Curated by David Guerra
March 4 - March 27, 2016
Opening Reception: Friday, March 4, 2016 5 – 9 p.m.
Abigail Ogilvy Gallery is proud to present Dualisms, a group show curated by David Guerra.
Dualisms is a collective exhibition exploring a multiplicity of interpretations of dualism. The artists address conceptual divisions between opposing ideas, and thoughts on the quality of being dual. Some of the conflicts explored in their work include: man and nature, mind and matter, body and soul, cause and effect, image and reflection, identity and perception, reality and illusion.
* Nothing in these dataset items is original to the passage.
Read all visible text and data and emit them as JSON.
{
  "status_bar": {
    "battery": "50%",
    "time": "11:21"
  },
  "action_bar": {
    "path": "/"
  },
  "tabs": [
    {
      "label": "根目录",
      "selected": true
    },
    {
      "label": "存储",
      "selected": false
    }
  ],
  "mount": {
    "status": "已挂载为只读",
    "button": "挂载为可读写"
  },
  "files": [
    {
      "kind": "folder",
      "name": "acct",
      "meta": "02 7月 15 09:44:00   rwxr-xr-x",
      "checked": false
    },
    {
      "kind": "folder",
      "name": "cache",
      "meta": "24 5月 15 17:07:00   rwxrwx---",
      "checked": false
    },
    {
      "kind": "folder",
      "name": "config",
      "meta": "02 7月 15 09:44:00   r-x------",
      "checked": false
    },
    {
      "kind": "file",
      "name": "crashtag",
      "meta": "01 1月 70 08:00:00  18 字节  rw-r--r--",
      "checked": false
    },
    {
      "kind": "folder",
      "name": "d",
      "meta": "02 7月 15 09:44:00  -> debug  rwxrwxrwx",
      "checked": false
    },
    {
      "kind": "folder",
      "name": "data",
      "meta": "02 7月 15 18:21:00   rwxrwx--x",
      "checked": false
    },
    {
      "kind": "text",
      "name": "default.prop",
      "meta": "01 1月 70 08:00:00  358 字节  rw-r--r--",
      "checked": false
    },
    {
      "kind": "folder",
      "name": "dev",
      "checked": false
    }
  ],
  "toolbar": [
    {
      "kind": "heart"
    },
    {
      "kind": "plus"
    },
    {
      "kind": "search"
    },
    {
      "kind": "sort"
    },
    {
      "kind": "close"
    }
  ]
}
A. David Guerra is a lawyer, photographer and independent curator based in Boston. His work reflects the diverse themes he dives into: people, their stories and places. He has exhibited in Boston, Provincetown and Paris. In 2014, he was mentored by Magnum Arts photographer, David Alan Harvey in Provincetown. David is also the founder of Darkroom, a platform to display photography using unconventional forms at alternative spaces and combining photography with other artistic expressions.
Featuring:
Daniel Barreto
Daniel Barreto is a School of the Museum of Fine Arts graduate who studies the interaction between humans and nature by using technology to create representations of imagery found in nature. His work has been featured internationally, most recently at Beijing’s Yuan Art Museum’s exhibition, “Neither Here Nor There”.
Hannah Bates
Hannah Bates is a School of the Museum of Fine Arts graduate student and a member of the MIT Graduate Consortium of Women’s Studies. Her most recent series, Synthetic, places its subjects before murals to create the optical illusion of three-dimensional space, presenting the images in parts of a reality that can never be completely true, disrupting the idea of the whole. Her work has been featured at galleries nationally, including The Mission Hill Gallery in Somerville, MA.
Lizzy Dargie
Lizzy Dargie is a Somerville-based printmaker and illustrator, whose work explores the natural world, with close examinations of plants and insects through various printmaking techniques. Her work has been featured across New England, including the Piano Craft Gallery in Boston, MA.
Eben Haines
Eben Haines is a Massachusetts College of Art and Design-trained painter who deconstructs the classic subject of portraiture and human figure in ways that brings out the complex and chaotic aspects of their inner life. The object, the artist, and image present themselves simultaneously in his work, through layers of paint that cover and uncover the image in ways that reveal the artists hand and emphasize the history and emotional journey of the subject. His work has been featured across New England, most recently in “Your Ticket Out” at the Distillery Gallery in Boston, MA.
Kelly Knapp
Kelly Knapp is a versatile designer with a Masters in Landscape Architecture from The Rhode Island School of Design. Her fine art sculptures reflect different elements of her diverse background in architecture, both built and interior, fashion design, installation, and graphic design. Her work has been featured at galleries and art fairs throughout the Northeast, most recently at the Affordable Art Fair in Chelsea, NY.
Ryan C. McMahon
Ryan C. McMahon is a photographer, installation, and performance artist whose work studies art as a medium to transmit pain through various methods of representation, examining the complex relationship and discourse between society and trauma. Her work has been featured in galleries throughout the Northeast, most recently at Catamount Arts in St. Johns, VT.
Will Russack
A graduate of the School of the Museum of Fine Arts and Tufts University’s combined degree program, Will Russack has both a BFA in photography and a BS in environmental studies. His work addresses the relationship between nature and mankind, and the way humans attempt to control nature but also be a part of it. Using both traditional and digital photography, he captures the places where natural and manmade elements intersect, at times fighting for dominance, and at times existing harmoniously. His work has been featured in galleries nationally, most recently at the Anderson Ranch Arts Center in Snowmass, CO.
The Safarani Sisters
The Safarani Sisters are is a pair of Iranian twins who are currently attending Northeastern University and the School of the Museum of Fine Arts’ combined degree program. Their work combines classical painting and video to create atmospheric, meditative pieces that play with the ambiguity of reality, with ghosts of an alternate world walking through their paintings. Their work has been featured internationally, most recently at the Yuan Art Museum in Beijing, China.
Stefan Volatile-Wood
Stefan Volatile-Wood is a Massachusetts College of Art and Design graduate whose pieces bring together disparate images to create unexpected new wholes, juxtaposing them in ways that can be both jarring and harmonious—a “visual remix”. His work has been featured in galleries across New England, most recently in “Abstracted” at Uforge Gallery in Jamaica Plain, MA.